While much has been written over the past several days about the background of Ford’s new CEO, Jim Hackett, there’s been another – possibly more-pivotal – promotion at the company that’s gone mostly undiscussed: the promotion of Ford Europe, Middle East & Africa President Jim Farley to President of Global Markets.
A cousin of late actor/comedian Chris Farley (yes, really), Jim Farley has worked in automotive since 1990, when he joined Toyota’s strategic planning department, serving in several product and marketing roles on his way to becoming general manager of Toyota’s Lexus luxury brand. He left that position and joined Ford Motor Company in 2007, being put to work in a variety of different roles all around the globe. This level of experience stands in contrast to CEO Jim Hackett, whose first foray into the automotive sector came in 2013, when he was made a member of Ford’s board of directors.
In fact, as CNBC reports, Barclays analyst Brian Johnson speculated in a note Monday that President of Global Markets Jim Farley and President of Global Operations Joe Hinrichs, both of whom were promoted Monday, have good chances of replacing 62-year-old Jim Hackett sometime in the next few years.
“We’d suspect that new CEO Jim Hackett will likely be a medium-term CEO, with a successor to be groomed over the coming years,” Johnson’s note read in part.
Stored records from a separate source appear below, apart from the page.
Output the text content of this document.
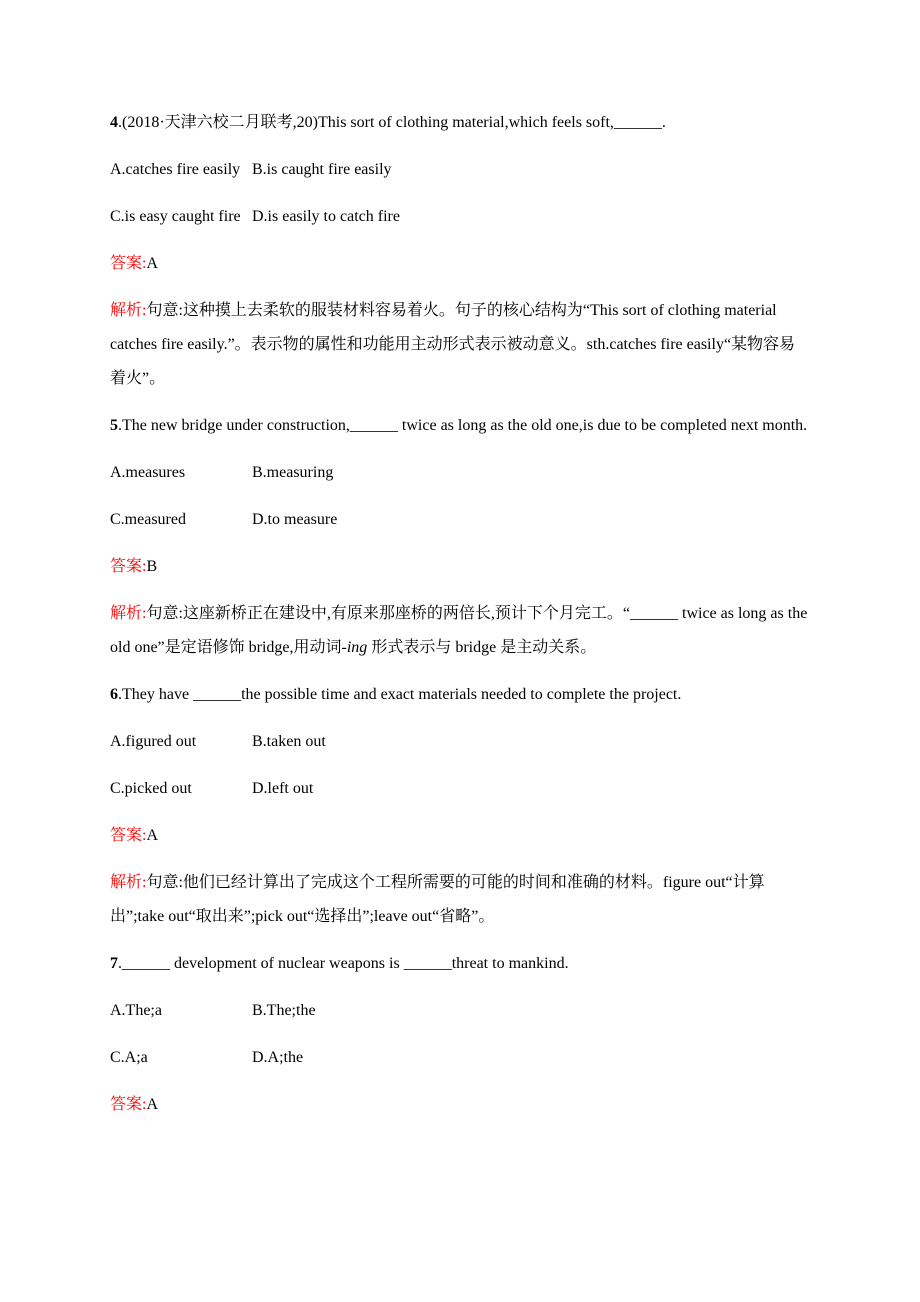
4.(2018·天津六校二月联考,20)This sort of clothing material,which feels soft,______.

A.catches fire easily B.is caught fire easily

C.is easy caught fire D.is easily to catch fire

答案:A

解析:句意:这种摸上去柔软的服装材料容易着火。句子的核心结构为“This sort of clothing material catches fire easily.”。表示物的属性和功能用主动形式表示被动意义。sth.catches fire easily“某物容易着火”。

5.The new bridge under construction,______ twice as long as the old one,is due to be completed next month.

A.measures	B.measuring

C.measured	D.to measure

答案:B

解析:句意:这座新桥正在建设中,有原来那座桥的两倍长,预计下个月完工。“______ twice as long as the old one”是定语修饰 bridge,用动词-ing 形式表示与 bridge 是主动关系。

6.They have ______the possible time and exact materials needed to complete the project.

A.figured out	B.taken out

C.picked out	D.left out

答案:A

解析:句意:他们已经计算出了完成这个工程所需要的可能的时间和准确的材料。figure out“计算出”;take out“取出来”;pick out“选择出”;leave out“省略”。

7.______ development of nuclear weapons is ______threat to mankind.

A.The;a	B.The;the

C.A;a	D.A;the

答案:A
With Jim Farley and Joe Hinrichs “now respectively managing the business units and some of the key business functions, it appears both are vying to take over as CEO after Hackett’s work is complete. Both have big challenges and perhaps the board’s thinking is this will motivate them to cut deeper, act faster, etc.”
But the reason we suspect that Farley, more than Hinrichs, could end up being a more pivotal character at Ford is his deep hatred for General Motors. As Jalopnik reminds us, the executive was quoted in the book Once Upon A Car: The Fall and Resurrection of America’s Big Three Automakers as saying he’s “going to beat Chevrolet on the head with bat.”
“F— GM,” he said. “I hate them and their company and what they stand for. And I hate the way they’re succeeding.”
Even if a bit rude and crass, we appreciate the fiery passion and the thirst for competition revealed by Farley’s words. Like any enterprise, automakers thrive on having fierce rivalries. Serious competition makes every player stronger; if Ferrari and Ford hadn’t been embroiled in a feud in the 1960s, the latter would never have entered – let alone won – the 24 Hours of Le Mans.
When automakers compete, fans and customers win.